Why do you need a LCC if your networth is in real estate?

6 Replies

I Talked to very many people, investors, lawyers and other fellow landlords.

Some say a LLC is a must and other says its a complete waste of money and a umbrella policy for 1 or 2 million is the way to go including a few attorneys.

If your a real estate investor most of your networth is in all your properties right? For me 80-90% of my networth is in all my rental properties so why do I need a LLC if they can only sue the LLC which is basically everything I own anyway.

Any thoughts or advice is greatly appreciated.

More layers to thwart an actual suit, much of a suit is smoke and mirrors as well in addition to the actual protection if the suit goes all the way to conclusion. A lot of the suits are settled or mediated anyway.

LLC provides not just protection but it provides camouflage as well.

The question is is it worth a few hundred dollars to protect the other 10-20%, such as your personal residence and to protect against any judgments. Also over time, do you think you will diversify your assets beyond RE holdings?

Lets assume you have the following:

A: A house

B: A checking account

C: Rental A

D: Rental B

Without LLC's: Imagine someone trips on rental B because a handyman left (anything) outside, they sue. Umbrella policy decides you arent covered because the moon is only half full and its a wednesday.

What can the attorney go after? A B C or D? If you said E for Everything you are right. 

Each property gets its own LLC.

Lets say you commit homicide, and the family sues you. You own shares in all these LLC. Yes they will probably go after all of it.

Notice: Not legal advice, not an attorney. For Education and entertainment discussion only blah blah. Always Vote Libertarian. 

LCC? Oh. LLC. Not really wanting to kick this dead horse again, but I have LLCs that hold title to my commercial properties / multi's over 5 units.
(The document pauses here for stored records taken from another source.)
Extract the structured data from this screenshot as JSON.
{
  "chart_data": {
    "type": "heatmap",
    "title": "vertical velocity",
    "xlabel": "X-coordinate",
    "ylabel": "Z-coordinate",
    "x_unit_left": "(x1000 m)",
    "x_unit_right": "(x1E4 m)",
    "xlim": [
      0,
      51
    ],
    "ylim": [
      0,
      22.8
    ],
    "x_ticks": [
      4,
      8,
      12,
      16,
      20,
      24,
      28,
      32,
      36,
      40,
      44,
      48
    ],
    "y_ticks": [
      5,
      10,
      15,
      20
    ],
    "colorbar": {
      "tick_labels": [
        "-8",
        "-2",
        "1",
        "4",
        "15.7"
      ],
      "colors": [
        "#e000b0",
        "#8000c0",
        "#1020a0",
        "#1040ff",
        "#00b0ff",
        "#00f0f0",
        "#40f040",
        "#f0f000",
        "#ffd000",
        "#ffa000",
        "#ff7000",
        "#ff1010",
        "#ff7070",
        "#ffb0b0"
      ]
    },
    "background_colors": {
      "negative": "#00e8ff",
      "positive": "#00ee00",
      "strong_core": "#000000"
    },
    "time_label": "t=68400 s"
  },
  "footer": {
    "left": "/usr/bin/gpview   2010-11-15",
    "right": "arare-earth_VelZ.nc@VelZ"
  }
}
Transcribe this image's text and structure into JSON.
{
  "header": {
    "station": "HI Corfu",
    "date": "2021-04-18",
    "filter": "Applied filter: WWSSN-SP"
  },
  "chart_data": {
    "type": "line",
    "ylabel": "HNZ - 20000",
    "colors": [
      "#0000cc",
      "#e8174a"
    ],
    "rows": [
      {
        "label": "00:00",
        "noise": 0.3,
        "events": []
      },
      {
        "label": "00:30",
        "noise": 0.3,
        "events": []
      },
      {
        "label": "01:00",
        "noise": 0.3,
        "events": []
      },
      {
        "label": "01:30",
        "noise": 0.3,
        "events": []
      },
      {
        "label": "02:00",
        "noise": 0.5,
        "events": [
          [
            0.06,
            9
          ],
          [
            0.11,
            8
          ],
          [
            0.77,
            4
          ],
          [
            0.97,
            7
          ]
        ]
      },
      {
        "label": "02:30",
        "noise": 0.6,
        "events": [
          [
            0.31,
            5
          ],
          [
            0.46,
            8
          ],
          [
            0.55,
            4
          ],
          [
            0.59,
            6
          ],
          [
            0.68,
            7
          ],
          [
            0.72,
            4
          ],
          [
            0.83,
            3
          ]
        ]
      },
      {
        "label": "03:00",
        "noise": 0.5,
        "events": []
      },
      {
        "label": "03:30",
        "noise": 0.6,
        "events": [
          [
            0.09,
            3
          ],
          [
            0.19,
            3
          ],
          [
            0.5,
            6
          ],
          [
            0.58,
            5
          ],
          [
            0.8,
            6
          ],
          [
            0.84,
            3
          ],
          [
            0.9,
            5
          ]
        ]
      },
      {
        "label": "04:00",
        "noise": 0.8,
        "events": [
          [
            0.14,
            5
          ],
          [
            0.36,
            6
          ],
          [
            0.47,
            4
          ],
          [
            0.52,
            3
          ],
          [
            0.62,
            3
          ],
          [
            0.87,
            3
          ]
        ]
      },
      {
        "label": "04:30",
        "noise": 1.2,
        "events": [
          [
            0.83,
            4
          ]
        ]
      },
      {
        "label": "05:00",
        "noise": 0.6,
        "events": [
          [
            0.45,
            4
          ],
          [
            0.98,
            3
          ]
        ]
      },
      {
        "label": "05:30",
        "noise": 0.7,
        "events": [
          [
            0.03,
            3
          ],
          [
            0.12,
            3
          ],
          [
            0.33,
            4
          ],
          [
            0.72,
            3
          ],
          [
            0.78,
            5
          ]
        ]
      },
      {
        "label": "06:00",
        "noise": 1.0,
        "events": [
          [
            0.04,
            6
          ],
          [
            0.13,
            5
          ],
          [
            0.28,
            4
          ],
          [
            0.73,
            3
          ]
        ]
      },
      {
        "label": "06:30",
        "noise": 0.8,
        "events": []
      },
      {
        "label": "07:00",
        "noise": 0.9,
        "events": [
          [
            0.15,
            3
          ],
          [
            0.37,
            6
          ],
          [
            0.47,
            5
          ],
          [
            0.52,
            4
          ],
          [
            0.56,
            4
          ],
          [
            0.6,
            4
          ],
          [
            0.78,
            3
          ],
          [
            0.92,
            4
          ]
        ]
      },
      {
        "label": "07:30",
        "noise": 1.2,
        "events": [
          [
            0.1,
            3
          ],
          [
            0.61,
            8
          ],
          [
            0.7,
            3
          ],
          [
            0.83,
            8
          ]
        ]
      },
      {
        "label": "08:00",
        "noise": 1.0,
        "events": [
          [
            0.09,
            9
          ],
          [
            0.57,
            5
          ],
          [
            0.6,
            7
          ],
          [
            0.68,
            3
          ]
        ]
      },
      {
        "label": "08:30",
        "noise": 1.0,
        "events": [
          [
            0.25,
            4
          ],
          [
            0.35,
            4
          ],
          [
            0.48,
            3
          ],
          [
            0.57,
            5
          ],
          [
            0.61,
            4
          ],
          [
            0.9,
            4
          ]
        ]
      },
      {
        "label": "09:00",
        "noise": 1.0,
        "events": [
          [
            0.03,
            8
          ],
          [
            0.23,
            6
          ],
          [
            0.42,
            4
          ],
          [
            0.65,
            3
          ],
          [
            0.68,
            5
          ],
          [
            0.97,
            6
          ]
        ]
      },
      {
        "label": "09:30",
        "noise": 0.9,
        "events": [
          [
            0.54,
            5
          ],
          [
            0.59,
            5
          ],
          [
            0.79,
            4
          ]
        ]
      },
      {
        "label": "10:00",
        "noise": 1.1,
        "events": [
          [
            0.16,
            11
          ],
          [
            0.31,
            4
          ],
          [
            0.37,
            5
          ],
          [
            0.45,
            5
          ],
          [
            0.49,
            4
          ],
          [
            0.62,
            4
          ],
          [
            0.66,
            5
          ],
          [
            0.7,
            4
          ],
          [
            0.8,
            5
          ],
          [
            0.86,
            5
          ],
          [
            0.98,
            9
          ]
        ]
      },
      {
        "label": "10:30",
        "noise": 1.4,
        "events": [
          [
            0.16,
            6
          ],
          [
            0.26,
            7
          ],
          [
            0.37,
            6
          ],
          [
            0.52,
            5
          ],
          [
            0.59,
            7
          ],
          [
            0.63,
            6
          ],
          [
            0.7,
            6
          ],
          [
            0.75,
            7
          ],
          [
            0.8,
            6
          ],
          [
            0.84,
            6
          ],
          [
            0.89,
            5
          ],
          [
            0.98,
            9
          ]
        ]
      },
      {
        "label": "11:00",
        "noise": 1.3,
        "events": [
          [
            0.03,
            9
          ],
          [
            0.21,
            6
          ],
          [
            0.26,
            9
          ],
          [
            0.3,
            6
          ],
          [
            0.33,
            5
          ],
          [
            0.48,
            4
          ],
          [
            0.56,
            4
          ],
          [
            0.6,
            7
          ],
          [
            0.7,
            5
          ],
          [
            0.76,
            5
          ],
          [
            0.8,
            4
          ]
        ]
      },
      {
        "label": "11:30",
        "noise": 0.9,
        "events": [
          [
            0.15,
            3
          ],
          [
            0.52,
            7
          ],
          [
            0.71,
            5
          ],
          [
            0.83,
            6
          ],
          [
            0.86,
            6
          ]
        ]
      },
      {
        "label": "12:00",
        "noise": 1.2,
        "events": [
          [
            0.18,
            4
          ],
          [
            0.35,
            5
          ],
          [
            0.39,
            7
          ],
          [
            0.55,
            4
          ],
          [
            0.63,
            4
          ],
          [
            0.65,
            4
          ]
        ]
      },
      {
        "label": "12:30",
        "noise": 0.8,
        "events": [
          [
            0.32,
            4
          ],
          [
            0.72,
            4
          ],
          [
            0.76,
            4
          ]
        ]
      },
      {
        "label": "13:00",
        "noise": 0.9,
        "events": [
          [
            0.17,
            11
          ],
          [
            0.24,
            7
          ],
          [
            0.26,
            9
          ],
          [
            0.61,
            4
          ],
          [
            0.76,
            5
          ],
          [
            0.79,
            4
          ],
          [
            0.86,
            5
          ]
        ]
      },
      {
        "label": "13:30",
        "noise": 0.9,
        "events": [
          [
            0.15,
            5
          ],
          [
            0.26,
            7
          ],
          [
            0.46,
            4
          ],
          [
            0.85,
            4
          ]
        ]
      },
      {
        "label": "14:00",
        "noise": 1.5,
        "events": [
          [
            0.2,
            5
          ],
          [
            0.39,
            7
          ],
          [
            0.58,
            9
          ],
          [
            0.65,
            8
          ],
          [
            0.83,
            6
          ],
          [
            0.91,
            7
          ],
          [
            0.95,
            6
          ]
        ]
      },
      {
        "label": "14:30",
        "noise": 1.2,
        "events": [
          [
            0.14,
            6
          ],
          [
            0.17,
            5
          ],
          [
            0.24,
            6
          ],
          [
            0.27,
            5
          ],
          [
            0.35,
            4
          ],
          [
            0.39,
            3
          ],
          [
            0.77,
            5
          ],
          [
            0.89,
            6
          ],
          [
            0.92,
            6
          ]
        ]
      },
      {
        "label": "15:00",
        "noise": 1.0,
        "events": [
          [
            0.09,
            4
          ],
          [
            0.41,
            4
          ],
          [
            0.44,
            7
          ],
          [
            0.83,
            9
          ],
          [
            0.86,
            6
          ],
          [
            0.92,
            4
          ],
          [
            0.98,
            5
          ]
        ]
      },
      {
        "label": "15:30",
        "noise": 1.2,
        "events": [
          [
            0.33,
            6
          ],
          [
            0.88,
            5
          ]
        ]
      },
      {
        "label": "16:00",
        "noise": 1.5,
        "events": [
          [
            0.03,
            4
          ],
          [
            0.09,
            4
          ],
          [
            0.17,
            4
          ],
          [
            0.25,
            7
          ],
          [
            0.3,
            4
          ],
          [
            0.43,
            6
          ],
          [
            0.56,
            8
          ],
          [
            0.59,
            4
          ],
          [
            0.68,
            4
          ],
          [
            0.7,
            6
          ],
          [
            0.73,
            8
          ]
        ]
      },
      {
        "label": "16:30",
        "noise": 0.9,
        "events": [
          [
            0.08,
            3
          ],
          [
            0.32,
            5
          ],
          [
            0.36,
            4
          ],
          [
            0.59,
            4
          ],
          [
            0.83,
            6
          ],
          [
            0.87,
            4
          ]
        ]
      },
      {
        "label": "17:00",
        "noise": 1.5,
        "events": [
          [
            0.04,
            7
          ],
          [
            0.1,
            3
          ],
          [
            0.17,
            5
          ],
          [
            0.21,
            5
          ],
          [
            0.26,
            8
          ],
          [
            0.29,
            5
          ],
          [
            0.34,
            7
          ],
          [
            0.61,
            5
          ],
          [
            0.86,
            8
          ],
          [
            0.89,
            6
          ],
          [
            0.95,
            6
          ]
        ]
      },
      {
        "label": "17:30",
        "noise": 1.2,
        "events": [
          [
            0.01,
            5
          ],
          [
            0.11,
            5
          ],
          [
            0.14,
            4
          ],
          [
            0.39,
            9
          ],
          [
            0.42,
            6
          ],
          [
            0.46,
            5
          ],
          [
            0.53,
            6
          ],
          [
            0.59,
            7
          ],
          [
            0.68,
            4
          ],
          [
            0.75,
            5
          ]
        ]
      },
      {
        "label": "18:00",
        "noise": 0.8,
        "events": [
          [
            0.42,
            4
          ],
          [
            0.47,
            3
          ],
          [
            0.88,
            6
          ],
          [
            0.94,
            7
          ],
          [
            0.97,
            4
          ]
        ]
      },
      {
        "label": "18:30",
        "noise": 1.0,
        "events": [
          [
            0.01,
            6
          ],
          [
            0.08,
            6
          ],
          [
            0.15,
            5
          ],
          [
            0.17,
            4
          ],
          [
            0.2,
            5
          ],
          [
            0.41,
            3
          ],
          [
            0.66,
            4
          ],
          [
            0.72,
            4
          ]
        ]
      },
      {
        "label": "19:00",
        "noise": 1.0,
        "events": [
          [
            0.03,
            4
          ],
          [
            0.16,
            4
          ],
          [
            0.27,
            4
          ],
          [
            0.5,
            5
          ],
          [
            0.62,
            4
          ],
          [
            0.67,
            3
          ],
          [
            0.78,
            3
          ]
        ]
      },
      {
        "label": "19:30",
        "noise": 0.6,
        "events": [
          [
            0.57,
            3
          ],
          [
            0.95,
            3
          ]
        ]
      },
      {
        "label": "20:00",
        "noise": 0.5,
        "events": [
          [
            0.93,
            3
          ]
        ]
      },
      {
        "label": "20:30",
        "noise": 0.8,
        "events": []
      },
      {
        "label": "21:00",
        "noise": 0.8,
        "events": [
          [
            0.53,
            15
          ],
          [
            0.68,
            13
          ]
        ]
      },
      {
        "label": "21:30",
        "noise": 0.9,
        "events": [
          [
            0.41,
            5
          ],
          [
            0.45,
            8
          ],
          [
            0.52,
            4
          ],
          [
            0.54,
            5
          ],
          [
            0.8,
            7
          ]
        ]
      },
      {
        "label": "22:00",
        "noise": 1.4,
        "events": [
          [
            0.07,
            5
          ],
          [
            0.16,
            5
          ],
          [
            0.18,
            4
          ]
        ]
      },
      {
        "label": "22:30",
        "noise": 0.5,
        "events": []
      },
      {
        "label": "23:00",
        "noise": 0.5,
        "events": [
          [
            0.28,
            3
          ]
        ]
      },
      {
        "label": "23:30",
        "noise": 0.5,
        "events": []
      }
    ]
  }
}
I put the same asset type and business purpose up to $1M in each. I may raise that to over $2M some day, but for now I enjoy not having to complete the Sch M on my LLC tax returns.

The advantage, I think (I am not an attorney) from an asset protection standpoint is you can classify and separate your assets into different baskets. If one gets sued, your others and your personal assets should be protected. I do not put residential property into LLC(s).

I also do it for the anonymity, which to me, is huge. No quitclaim deed title trail for me.  Hope this helps @Jimmy S. !

Originally posted by @Steve Combs :

The question is is it worth a few hundred dollars to protect the other 10-20%, such as your personal residence and to protect against any judgments. Also over time, do you think you will diversify your assets beyond RE holdings?

 How would it only cost me a few hundred? I would definitely do it for that.

I don't know the PA fees offhand, but in NC it is around $125 to file and $200 a year to keep it going. Check with your state's Secretary of State for filing fees. You can prepare the paperwork yourself or you can find companies online to prepare the documents for you for around $100.